De aardbeving vernietigde ook de elektriciteitscentrales. Dat betekende dat de waterpompen het niet deden zodat er voor de overlevenden geen schoon water was. Het telefoonverkeer viel eveneens uit. Het is bijna vanzelfsprekend dat de mensen op zoek gingen naar levensmiddelen en winkels plunderden.
Hulpverleners
Uiteindelijk begonnen helikopters te landen. Die haalden niet alleen de overlevenden weg uit het rampgebied maar brachten – en dat moet buitengewoon demoraliserend zijn geweest – ook doodskisten. Ook de secretaris-generaal van de Communistische Partij, Michael Gorbachev, kwam naar het noordwesten van Armenië. Hij brak er een bezoek aan de Verenigde Staten voor af, maar veel krediet gaven de overlevenden hem niet. Hij had namelijk ook zijn eigen auto laten invliegen met een transportvliegtuig dat anders levensmiddelen had kunnen brengen.
Dat ook Azerbaijan, waarmee Armenië het slecht kan vinden, na de aardbeving hulp verleende, lijkt de Armeniërs te zijn ontgaan. Er was meer liefde voor Charles Aznavour, die vanuit Frankrijk een hulpactie opzette. Zoals te doen gebruikelijk met liederen waarvan de opbrengst naar het goede doel gaat, was Pour toi Arménie geen artistiek hoogstandje, maar er werd behoorlijk wat geld mee opgehaald. Toen Aznavour vorig jaar overleed, was de rouw in Armenië oprecht.
Het precieze aantal doden is onbekend maar wordt geschat op 25.000. Leninakan heet tegenwoordig Gyumri. Het stadje, beroofd van zijn jeugd, heeft nu minder inwoners dan in 1988 en er staan allerlei huizen leeg. Andere huizen zijn nooit hersteld. Er zijn hele straten waar nog altijd geen mens woont.
Mijn toenmalige buurvrouw, een verpleegster, ging daarna een jaar als vrijwilligster werken in Yerevan. Ze keerde terug met een mooie grote industrieel gedraaide pot uit de vroege IJzertijd uit Van.
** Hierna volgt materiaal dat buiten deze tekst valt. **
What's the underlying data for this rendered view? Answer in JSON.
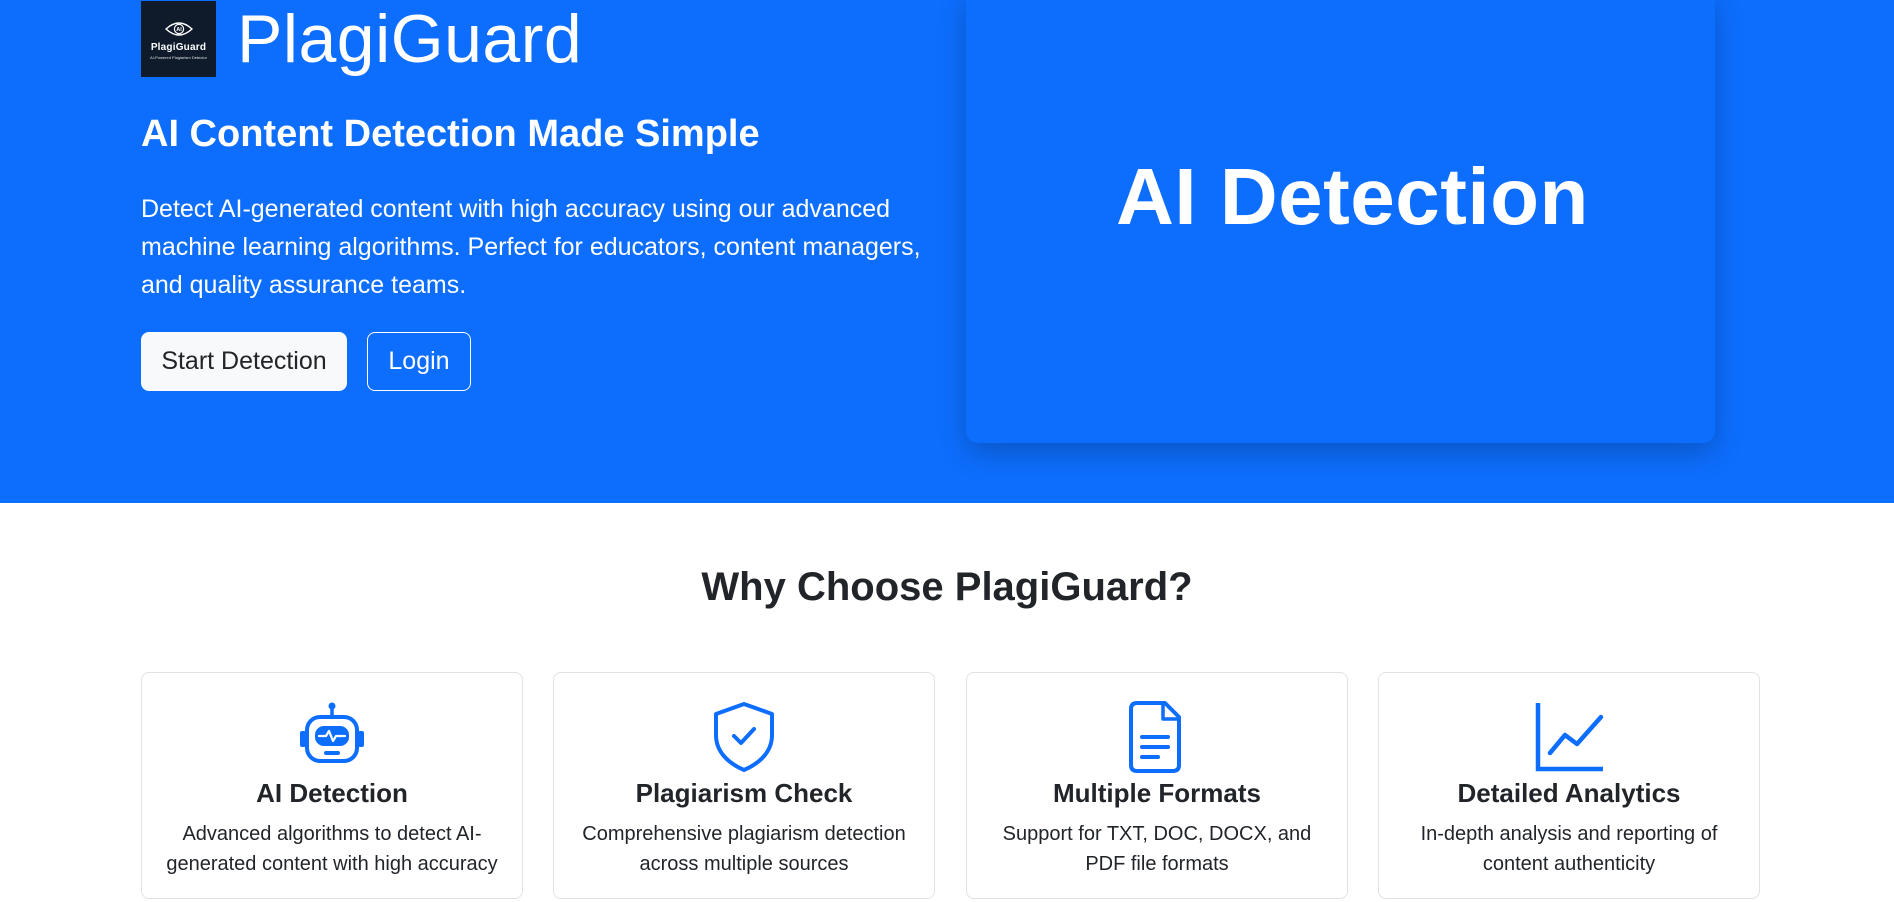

Ik herinner me vanaf de aardbeving in Armenië (n.b. toen nog een deel van de Sovjet-Unie voor alle duidelijkheid) een tijd van acties betreffende het desintegrerende Oostblok in december/januari; de aardbeving, de janboel in Roemenië rond de ondergang van Ceaucescu in 1989 en daarop de actie Help de Russen de Winter Door. (Ik ben erg associatief ingesteld).
Xerxes in Griekenland heeft tenminste 1 koper in Leiden gevonden, we gaan het betuderen.
Bestuderen uiteraard.
Ook in de IJmond wordt Xerxes verkocht, uiteraard!